Nel video che segue - dura 20 minuti, ma se avete tempo e voglia merita di essere visto - si analizza l'impatto culturale del film a partire dai record di incassi e dalle recensioni entusiastiche degli spettatori (che erano riusciti a vederlo tutto senza svenire) fino alle ragioni che contribuirono a trasformarlo in un vero e proprio fenomeno di costume.

Sia che reagissero svenendo, magari facendosi prendere la mano dalla consapevolezza che molti altri l'avevano fatto prima di loro, sia che facessero i duri affermando che era un film divertente e per niente spaventoso, gli spettatori intervistati nei video raccolti qui avevano tutti una cosa in comune: non avrebbero mai dimenticato quell'esperienza.
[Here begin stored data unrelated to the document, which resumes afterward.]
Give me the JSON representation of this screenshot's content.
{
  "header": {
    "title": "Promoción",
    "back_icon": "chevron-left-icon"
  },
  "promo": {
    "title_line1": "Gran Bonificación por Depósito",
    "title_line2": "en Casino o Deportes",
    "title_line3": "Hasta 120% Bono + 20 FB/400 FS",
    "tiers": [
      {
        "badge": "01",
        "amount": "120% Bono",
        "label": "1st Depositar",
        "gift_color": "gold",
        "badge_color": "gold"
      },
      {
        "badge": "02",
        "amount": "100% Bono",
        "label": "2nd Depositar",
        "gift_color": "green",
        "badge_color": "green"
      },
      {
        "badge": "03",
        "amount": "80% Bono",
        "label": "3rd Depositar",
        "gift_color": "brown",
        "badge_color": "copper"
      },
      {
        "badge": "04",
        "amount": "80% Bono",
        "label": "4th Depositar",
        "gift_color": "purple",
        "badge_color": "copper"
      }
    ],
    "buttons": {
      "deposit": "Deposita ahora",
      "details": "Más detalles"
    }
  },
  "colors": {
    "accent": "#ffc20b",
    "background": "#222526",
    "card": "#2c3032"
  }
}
A distanza di oltre 45 anni dall'uscita nelle sale, chi vide al cinema L'esorcista ricorda perfettamente il suo primo incontro con il capolavoro di William Friedkin tratto dall'omonimo bestseller di William Peter Blatty.

Allo stesso modo, le generazioni successive avrebbero ricordato la loro prima visione - in TV o in home video - del film. Io, per esempio, avevo 11 anni e vidi il film in VHS su idea di un mio vicino di casa, di quasi quattro anni più grande. Eravamo in quattro ad assistere al film e ricordo perfettamente che, dopo, dovetti dormire con la luce accesa per quasi un mese.

Oggi le cose sono molto diverse: siamo tutti ben consapevoli, fin dalla più tenera età, che ciò che vediamo sullo schermo è una finzione. Gli effetti spettacolari dell'epoca, per quanto rivoluzionari nella prima metà degli anni '70, oggi vengono accolti col sorriso dai più giovani. L'ho sperimentato personalmente - di nuovo - andando a vedere al cinema l'edizione integrale distribuita nelle sale italiane nel 2000, attorniata da ragazzini che ridevano dei trucchi cinematografici evidenti ai loro occhi.

All'epoca, come abbiamo visto, fu molto diverso. Oggi i giovani spettatori sono molto più abituati alla tensione, molto più "sgamati" e molto meno suggestionabili.

Eppure, ancora oggi, molti ricordano perfettamente la prima volta in cui vedono L'esorcista... un capolavoro di genere destinato a restare immortale.